If the UFCW truly worked for the best interest of the employees, wouldn’t Bashas’ employees – and Walmart employees – have voted long ago to join the union? Even the least political savvy person is able to discern that this union, like too many others, is inherently corrupt, with no ethical compass; using only greed and power as the standard driving force.
I am not a Walmart employee, but I am a voting resident of Cave Creek who is very much in favor of this Walmart at this location in my town. This location, at the far southern edge of town, is far from the historic and unique town core; it sits alongside other major commercial development, and, incidentally, is virtually across Cave Creek Road from my home, which has been inside Cave Creek town limits since 1987.

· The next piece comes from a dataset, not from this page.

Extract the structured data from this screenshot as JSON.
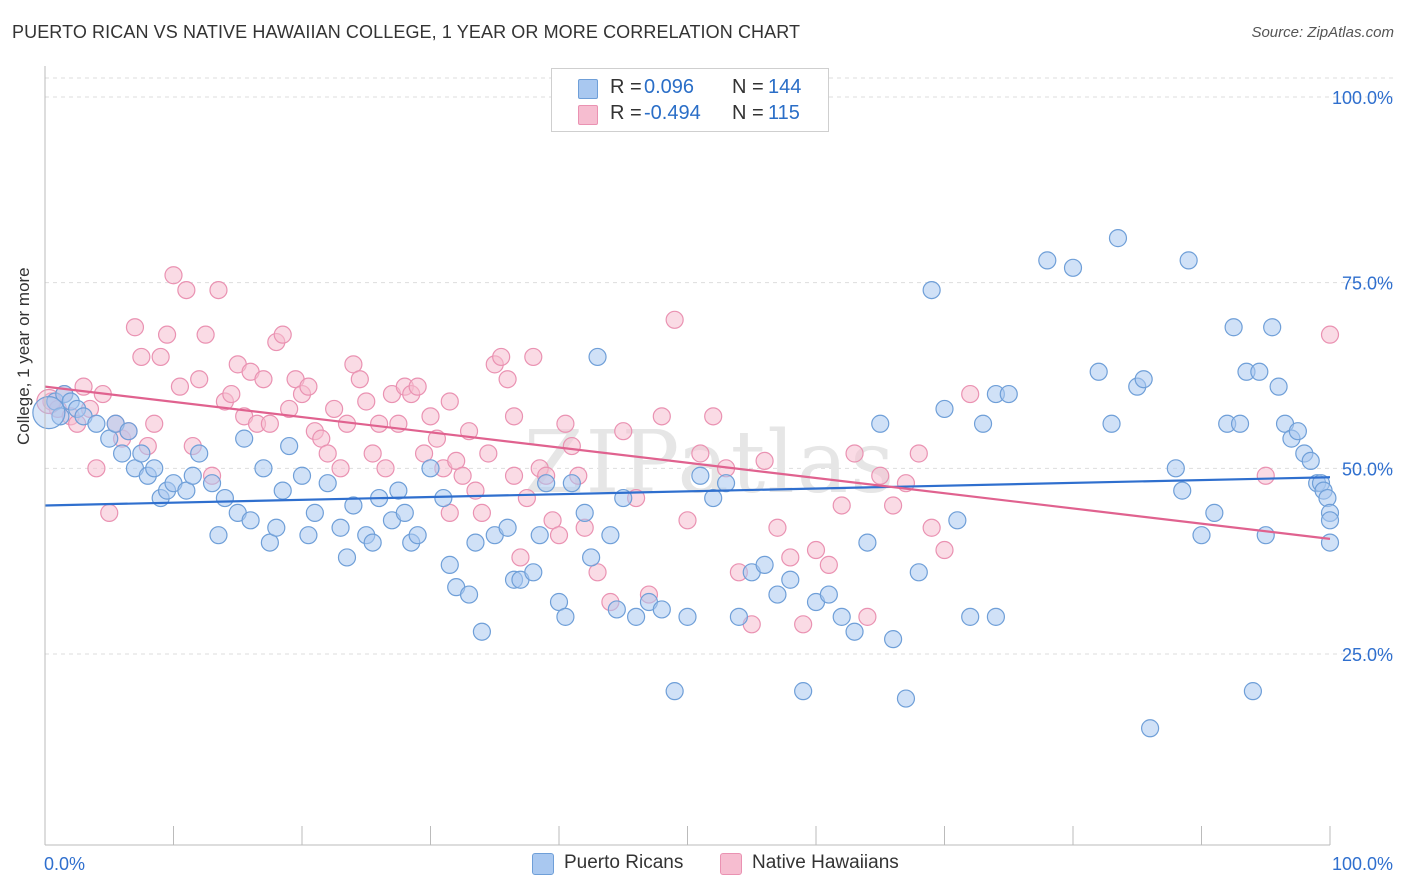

I’m not concerned about this “big box” in my neighborhood, because I know that, unlike Home Depot and Fry’s sitting in Phoenix next door, they will conform to all the Cave Creek building, lighting and set-back standards. They won’t intrude on my view due to their height restrictions; they won’t pollute my night sky because they will adhere to the 10 foot down-lit parking lot light restrictions.
I am also thrilled at the prospect of finally being able to buy my groceries from a store located in my town. It means that the purchase of my necessary staples – which I cannot buy at any small business in my town today! – will contribute to my town’s tax base rather than a neighboring town. Without putting one small Cave Creek business out of business, we will all be able to make a significant contribution to our town’s financial health and prosperity by spending fewer dollars than we currently spend in Phoenix, Scottsdale or Carefree, for the same goods. This is truly the Mother of all Win-Wins for every Cave Creek citizen!